“Give Me Some of that Sweet,Sweet Crude!”
Sometimes we talk quantity and sometimes we talk quality. Last week Saudi Arabia tried to calm the oil markets by trying to make crude oil available because of the ongoing war in Libya, not to mention unrest in the rest of the region. They contacted European refiners to let them know that the Kingdom would graciously consider their request for oil. Nice guys right?
The problem of course is that most of those European refiners turned down the Saudis offer mainly because they lacked the ability to refine the Saudi sour crude. So, it was not a surprise when reports that Kuwait, the United Arab Emirates and Nigeria might make their higher quality crude available in extra quantities and the market reacted.
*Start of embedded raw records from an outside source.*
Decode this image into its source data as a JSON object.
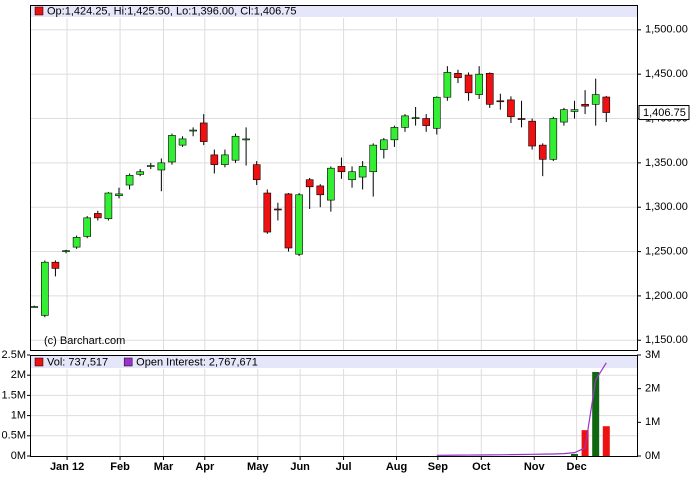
{
  "chart_data": [
    {
      "type": "candlestick",
      "header": "Op:1,424.25, Hi:1,425.50, Lo:1,396.00, Cl:1,406.75",
      "header_color": "#ee1111",
      "watermark": "(c) Barchart.com",
      "up_color": "#33ee33",
      "down_color": "#ee1111",
      "x": [
        0,
        1,
        2,
        3,
        4,
        5,
        6,
        7,
        8,
        9,
        10,
        11,
        12,
        13,
        14,
        15,
        16,
        17,
        18,
        19,
        20,
        21,
        22,
        23,
        24,
        25,
        26,
        27,
        28,
        29,
        30,
        31,
        32,
        33,
        34,
        35,
        36,
        37,
        38,
        39,
        40,
        41,
        42,
        43,
        44,
        45,
        46,
        47,
        48,
        49,
        50,
        51,
        52,
        53,
        54
      ],
      "open": [
        1188,
        1178,
        1238,
        1250,
        1255,
        1267,
        1293,
        1287,
        1313,
        1325,
        1337,
        1346,
        1342,
        1351,
        1370,
        1386,
        1395,
        1359,
        1348,
        1353,
        1376,
        1348,
        1316,
        1298,
        1315,
        1247,
        1331,
        1324,
        1308,
        1346,
        1331,
        1334,
        1340,
        1365,
        1376,
        1390,
        1400,
        1400,
        1389,
        1424,
        1451,
        1449,
        1427,
        1451,
        1420,
        1421,
        1400,
        1397,
        1370,
        1354,
        1396,
        1408,
        1416,
        1416,
        1424.25
      ],
      "high": [
        1189,
        1240,
        1240,
        1252,
        1268,
        1290,
        1296,
        1317,
        1322,
        1338,
        1343,
        1350,
        1355,
        1383,
        1380,
        1390,
        1405,
        1365,
        1365,
        1383,
        1390,
        1352,
        1320,
        1305,
        1316,
        1316,
        1333,
        1326,
        1346,
        1356,
        1346,
        1352,
        1372,
        1378,
        1392,
        1405,
        1413,
        1405,
        1425,
        1459,
        1455,
        1452,
        1459,
        1452,
        1428,
        1425,
        1420,
        1400,
        1372,
        1402,
        1412,
        1420,
        1432,
        1445,
        1425.5
      ],
      "low": [
        1187,
        1176,
        1222,
        1248,
        1253,
        1265,
        1285,
        1285,
        1310,
        1320,
        1335,
        1343,
        1318,
        1348,
        1368,
        1380,
        1370,
        1338,
        1345,
        1350,
        1347,
        1325,
        1270,
        1285,
        1250,
        1245,
        1298,
        1300,
        1295,
        1332,
        1322,
        1320,
        1312,
        1355,
        1368,
        1385,
        1392,
        1385,
        1382,
        1420,
        1440,
        1420,
        1422,
        1412,
        1410,
        1395,
        1390,
        1365,
        1335,
        1352,
        1392,
        1400,
        1405,
        1392,
        1396
      ],
      "close": [
        1188,
        1238,
        1231,
        1251,
        1266,
        1288,
        1288,
        1316,
        1315,
        1336,
        1340,
        1347,
        1350,
        1381,
        1377,
        1387,
        1374,
        1348,
        1359,
        1380,
        1377,
        1331,
        1272,
        1297,
        1254,
        1314,
        1323,
        1314,
        1344,
        1340,
        1340,
        1346,
        1370,
        1376,
        1390,
        1403,
        1401,
        1392,
        1424,
        1452,
        1446,
        1429,
        1450,
        1416,
        1419,
        1402,
        1399,
        1369,
        1354,
        1400,
        1410,
        1410,
        1414,
        1427,
        1406.75
      ],
      "xlim": [
        -0.4,
        56.9
      ],
      "ylim": [
        1139,
        1528
      ],
      "yticks": [
        {
          "value": 1150,
          "label": "1,150.00"
        },
        {
          "value": 1200,
          "label": "1,200.00"
        },
        {
          "value": 1250,
          "label": "1,250.00"
        },
        {
          "value": 1300,
          "label": "1,300.00"
        },
        {
          "value": 1350,
          "label": "1,350.00"
        },
        {
          "value": 1400,
          "label": "1,400.00"
        },
        {
          "value": 1450,
          "label": "1,450.00"
        },
        {
          "value": 1500,
          "label": "1,500.00"
        }
      ],
      "last_price": {
        "value": 1406.75,
        "label": "1,406.75"
      },
      "grid": true
    },
    {
      "type": "volume",
      "series": [
        {
          "name": "Vol: 737,517",
          "color": "#ee1111",
          "kind": "bar",
          "values": [
            null,
            null,
            null,
            null,
            null,
            null,
            null,
            null,
            null,
            null,
            null,
            null,
            null,
            null,
            null,
            null,
            null,
            null,
            null,
            null,
            null,
            null,
            null,
            null,
            null,
            null,
            null,
            null,
            null,
            null,
            null,
            null,
            null,
            null,
            null,
            null,
            null,
            null,
            null,
            null,
            null,
            null,
            null,
            null,
            null,
            null,
            null,
            null,
            null,
            null,
            null,
            50000,
            640000,
            2080000,
            737517
          ]
        },
        {
          "name": "Open Interest: 2,767,671",
          "color": "#9933cc",
          "kind": "line",
          "axis": "y2",
          "values": [
            null,
            null,
            null,
            null,
            null,
            null,
            null,
            null,
            null,
            null,
            null,
            null,
            null,
            null,
            null,
            null,
            null,
            null,
            null,
            null,
            null,
            null,
            null,
            null,
            null,
            null,
            null,
            null,
            null,
            null,
            null,
            null,
            null,
            null,
            null,
            null,
            null,
            null,
            20000,
            22000,
            25000,
            28000,
            30000,
            33000,
            36000,
            40000,
            45000,
            50000,
            55000,
            60000,
            70000,
            100000,
            240000,
            2260000,
            2767671
          ]
        }
      ],
      "up_color": "#116611",
      "down_color": "#ee1111",
      "ylim": [
        0,
        2500000
      ],
      "yticks": [
        {
          "value": 0,
          "label": "0M"
        },
        {
          "value": 500000,
          "label": "0.5M"
        },
        {
          "value": 1000000,
          "label": "1M"
        },
        {
          "value": 1500000,
          "label": "1.5M"
        },
        {
          "value": 2000000,
          "label": "2M"
        },
        {
          "value": 2500000,
          "label": "2.5M"
        }
      ],
      "y2lim": [
        0,
        3000000
      ],
      "y2ticks": [
        {
          "value": 0,
          "label": "0M"
        },
        {
          "value": 1000000,
          "label": "1M"
        },
        {
          "value": 2000000,
          "label": "2M"
        },
        {
          "value": 3000000,
          "label": "3M"
        }
      ],
      "xticks": [
        {
          "value": 3.1,
          "label": "Jan 12"
        },
        {
          "value": 8.1,
          "label": "Feb"
        },
        {
          "value": 12.2,
          "label": "Mar"
        },
        {
          "value": 16.1,
          "label": "Apr"
        },
        {
          "value": 21.1,
          "label": "May"
        },
        {
          "value": 25.1,
          "label": "Jun"
        },
        {
          "value": 29.2,
          "label": "Jul"
        },
        {
          "value": 34.2,
          "label": "Aug"
        },
        {
          "value": 38.1,
          "label": "Sep"
        },
        {
          "value": 42.2,
          "label": "Oct"
        },
        {
          "value": 47.2,
          "label": "Nov"
        },
        {
          "value": 51.2,
          "label": "Dec"
        }
      ],
      "grid": true
    }
  ]
}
Oh sure, oil prices broke a bit, but the promise of some higher quality crude for Europe really reeled in the Brent crude/WTI spread that had widened at one point to over a $20 a barrel premium over Brent. This spread had really been blown out of whack as North Sea production faltered and tension in the region lead to fears of tight supply of higher quality crude leaving European refiners scrambling because of the regional issues. Yet despite the dutiful break in oil, the market failed to follow through because the risk is not just to Europe but to the world in general.
Violence in Libya continues and tensions are red hot in Algeria, Bahrain, Iran, Kuwait, Yemen, Egypt, Jordan and the market's greatest fear, Saudi Arabia. Even the Energy Information Agency had to acknowledge the increasing risk to supply in its recent Short Term Energy Outlook.